Other pluses of unions include workplace safety, health and social benefits that they can win from employers through collective bargaining and the threat of strikes. I'm certainly for such health and safety measures, but for most of them they are better realized through passage of broader laws applying to all, instead of individually won through unions with the most leverage for their limited set of workers. Thus we have OSHA, or the Workmen's Compensation Act, and even the Minimum Wage Act and can go further along this route.

On the downside unions can severely distort free market efficiencies, hurt consumers who are forced to pay higher prices, and reduce the international competitiveness of US goods and services.

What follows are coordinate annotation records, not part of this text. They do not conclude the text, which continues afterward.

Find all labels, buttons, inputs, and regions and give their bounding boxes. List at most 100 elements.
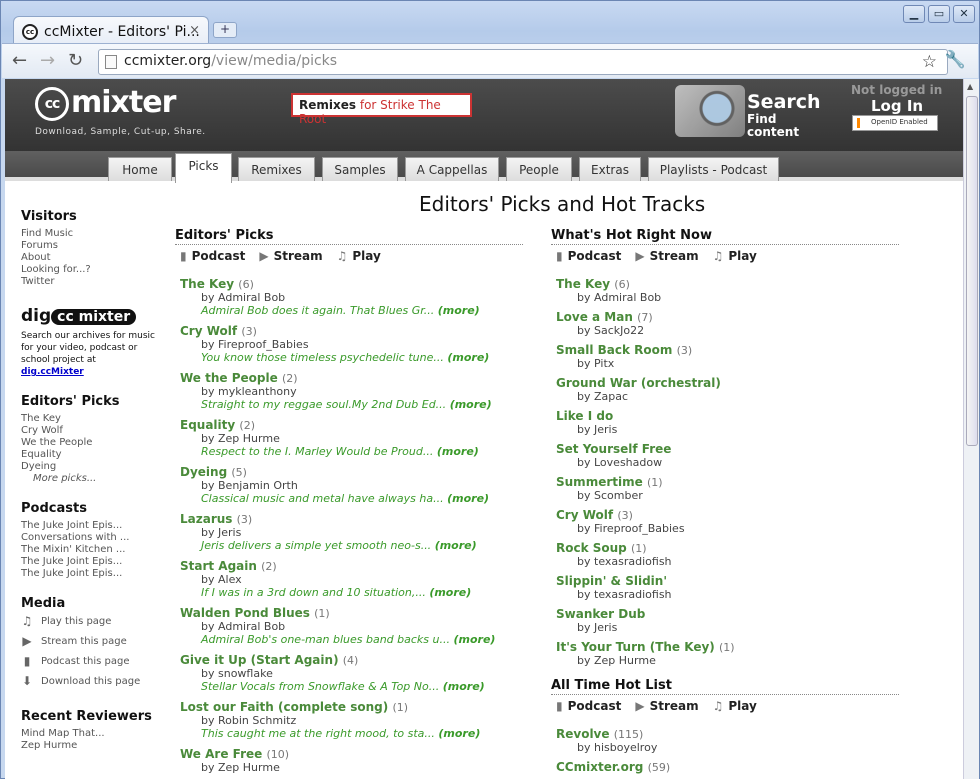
- maximize-button[interactable]: ▭: [928, 5, 950, 23]
- pick-title[interactable]: We the People (2): [180, 371, 520, 385]
- close-window-button[interactable]: ✕: [953, 5, 975, 23]
- alltime-title[interactable]: CCmixter.org (59): [556, 760, 896, 774]
- vertical-scrollbar[interactable]: ▲: [963, 79, 979, 779]
- scrollbar-thumb[interactable]: [966, 96, 978, 446]
- pick-title-text[interactable]: Give it Up (Start Again): [180, 653, 339, 667]
- search-title[interactable]: Search: [747, 91, 821, 113]
- sidebar-pick[interactable]: Cry Wolf: [21, 425, 161, 437]
- pick-artist[interactable]: mykleanthony: [218, 385, 297, 398]
- hot-artist[interactable]: Pitx: [594, 357, 614, 370]
- hot-title[interactable]: Swanker Dub: [556, 607, 896, 621]
- sidebar-link-twitter[interactable]: Twitter: [21, 276, 161, 288]
- download-page-link[interactable]: ⬇ Download this page: [21, 671, 161, 691]
- sidebar-link-forums[interactable]: Forums: [21, 240, 161, 252]
- hot-artist[interactable]: Jeris: [594, 423, 617, 436]
- address-bar[interactable]: ccmixter.org/view/media/picks ☆: [98, 49, 948, 75]
- pick-artist[interactable]: Robin Schmitz: [218, 714, 296, 727]
- pick-title[interactable]: The Key (6): [180, 277, 520, 291]
- dig-link[interactable]: dig.ccMixter: [21, 367, 84, 377]
- hot-title-text[interactable]: It's Your Turn (The Key): [556, 640, 715, 654]
- stream-page-link[interactable]: ▶ Stream this page: [21, 631, 161, 651]
- more-link[interactable]: (more): [438, 727, 480, 740]
- tab-remixes[interactable]: Remixes: [238, 157, 315, 181]
- browser-tab[interactable]: cc ccMixter - Editors' Pi... ×: [13, 16, 209, 43]
- pick-title[interactable]: Lazarus (3): [180, 512, 520, 526]
- tab-people[interactable]: People: [506, 157, 572, 181]
- back-icon[interactable]: ←: [12, 50, 27, 71]
- sidebar-link-looking-for[interactable]: Looking for...?: [21, 264, 161, 276]
- hot-artist[interactable]: Loveshadow: [594, 456, 662, 469]
- sidebar-link-find-music[interactable]: Find Music: [21, 228, 161, 240]
- pick-artist[interactable]: Zep Hurme: [218, 761, 280, 774]
- pick-title-text[interactable]: We Are Free: [180, 747, 262, 761]
- pick-title-text[interactable]: Start Again: [180, 559, 257, 573]
- wrench-icon[interactable]: 🔧: [945, 50, 966, 70]
- more-link[interactable]: (more): [447, 351, 489, 364]
- pick-artist[interactable]: Fireproof_Babies: [218, 338, 309, 351]
- scroll-up-icon[interactable]: ▲: [967, 82, 973, 91]
- hot-artist[interactable]: SackJo22: [594, 324, 644, 337]
- hot-title[interactable]: Ground War (orchestral): [556, 376, 896, 390]
- more-link[interactable]: (more): [443, 680, 485, 693]
- pick-artist[interactable]: Admiral Bob: [218, 620, 285, 633]
- tab-acappellas[interactable]: A Cappellas: [405, 157, 499, 181]
- sidebar-link-about[interactable]: About: [21, 252, 161, 264]
- sidebar-pick[interactable]: We the People: [21, 437, 161, 449]
- play-page-link[interactable]: ♫ Play this page: [21, 611, 161, 631]
- sidebar-pick[interactable]: Dyeing: [21, 461, 161, 473]
- more-link[interactable]: (more): [437, 445, 479, 458]
- sidebar-podcast[interactable]: The Juke Joint Epis...: [21, 556, 161, 568]
- close-tab-icon[interactable]: ×: [189, 23, 200, 38]
- pick-title-text[interactable]: Walden Pond Blues: [180, 606, 310, 620]
- hot-title[interactable]: Rock Soup (1): [556, 541, 896, 555]
- more-link[interactable]: (more): [438, 304, 480, 317]
- alltime-title-text[interactable]: CCmixter.org: [556, 760, 643, 774]
- play-button[interactable]: ♫ Play: [713, 249, 757, 263]
- bookmark-star-icon[interactable]: ☆: [922, 52, 937, 72]
- hot-title[interactable]: Slippin' & Slidin': [556, 574, 896, 588]
- hot-artist[interactable]: texasradiofish: [594, 588, 672, 601]
- pick-title-text[interactable]: Cry Wolf: [180, 324, 237, 338]
- more-link[interactable]: (more): [435, 539, 477, 552]
- search-magnifier-icon[interactable]: [675, 85, 745, 137]
- sidebar-podcast[interactable]: The Mixin' Kitchen ...: [21, 544, 161, 556]
- hot-title[interactable]: Love a Man (7): [556, 310, 896, 324]
- hot-title[interactable]: Summertime (1): [556, 475, 896, 489]
- pick-title[interactable]: Start Again (2): [180, 559, 520, 573]
- pick-title-text[interactable]: We the People: [180, 371, 278, 385]
- play-button[interactable]: ♫ Play: [713, 699, 757, 713]
- pick-artist[interactable]: snowflake: [218, 667, 273, 680]
- login-link[interactable]: Log In: [871, 97, 923, 115]
- dig-logo[interactable]: dig cc mixter: [21, 306, 161, 326]
- pick-title-text[interactable]: Lazarus: [180, 512, 232, 526]
- stream-button[interactable]: ▶ Stream: [635, 249, 698, 263]
- pick-title-text[interactable]: The Key: [180, 277, 234, 291]
- new-tab-button[interactable]: +: [213, 22, 237, 38]
- tab-home[interactable]: Home: [108, 157, 172, 181]
- forward-icon[interactable]: →: [40, 50, 55, 71]
- hot-title-text[interactable]: Ground War (orchestral): [556, 376, 721, 390]
- hot-title-text[interactable]: The Key: [556, 277, 610, 291]
- tab-extras[interactable]: Extras: [579, 157, 641, 181]
- ccmixter-logo[interactable]: cc mixter: [35, 85, 176, 121]
- podcast-button[interactable]: ▮ Podcast: [556, 249, 621, 263]
- hot-title[interactable]: Small Back Room (3): [556, 343, 896, 357]
- hot-artist[interactable]: Zep Hurme: [594, 654, 656, 667]
- hot-title-text[interactable]: Rock Soup: [556, 541, 627, 555]
- sidebar-podcast[interactable]: The Juke Joint Epis...: [21, 520, 161, 532]
- hot-title[interactable]: It's Your Turn (The Key) (1): [556, 640, 896, 654]
- podcast-button[interactable]: ▮ Podcast: [556, 699, 621, 713]
- hot-title-text[interactable]: Slippin' & Slidin': [556, 574, 667, 588]
- pick-title-text[interactable]: Lost our Faith (complete song): [180, 700, 388, 714]
- podcast-button[interactable]: ▮ Podcast: [180, 249, 245, 263]
- more-link[interactable]: (more): [447, 492, 489, 505]
- hot-title-text[interactable]: Like I do: [556, 409, 613, 423]
- sidebar-pick[interactable]: The Key: [21, 413, 161, 425]
- pick-title-text[interactable]: Dyeing: [180, 465, 227, 479]
- more-link[interactable]: (more): [429, 586, 471, 599]
- hot-artist[interactable]: Scomber: [594, 489, 643, 502]
- hot-title[interactable]: The Key (6): [556, 277, 896, 291]
- hot-artist[interactable]: Zapac: [594, 390, 628, 403]
- search-subtitle[interactable]: Find content: [747, 113, 807, 139]
- pick-title[interactable]: Lost our Faith (complete song) (1): [180, 700, 520, 714]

Unions are at least as much to blame as the management for the woes of the Detroit Big Three automakers. Wal-Mart opposes unionization (hopefully with entirely legal means) at a high cost to its image and political capital because it understands the threat to its competitive position.
Then there are illegal strikes like the 1981 Air Traffic Controllers strike, the 2005 New York city transit strike and fake "sickouts" by pilots and other airline staff. Except for the controllers whom Reagan rightly fired, the workers get away with holding the public to ransom and breaking laws aimed at protecting essential services. These, and even the legal 2008 American Axle strike where a few UAW workers crashed GM production seem like acts of collective extortion rather than collective bargaining.
Still, in a free society and functioning democracy I realize the need to allow the creation and existence of unions, even if (like trial lawyers) they do more harm than good. Only they should be created where workers exercise genuine free choice through vote by secret ballot, not through the charade of a deceptively named law.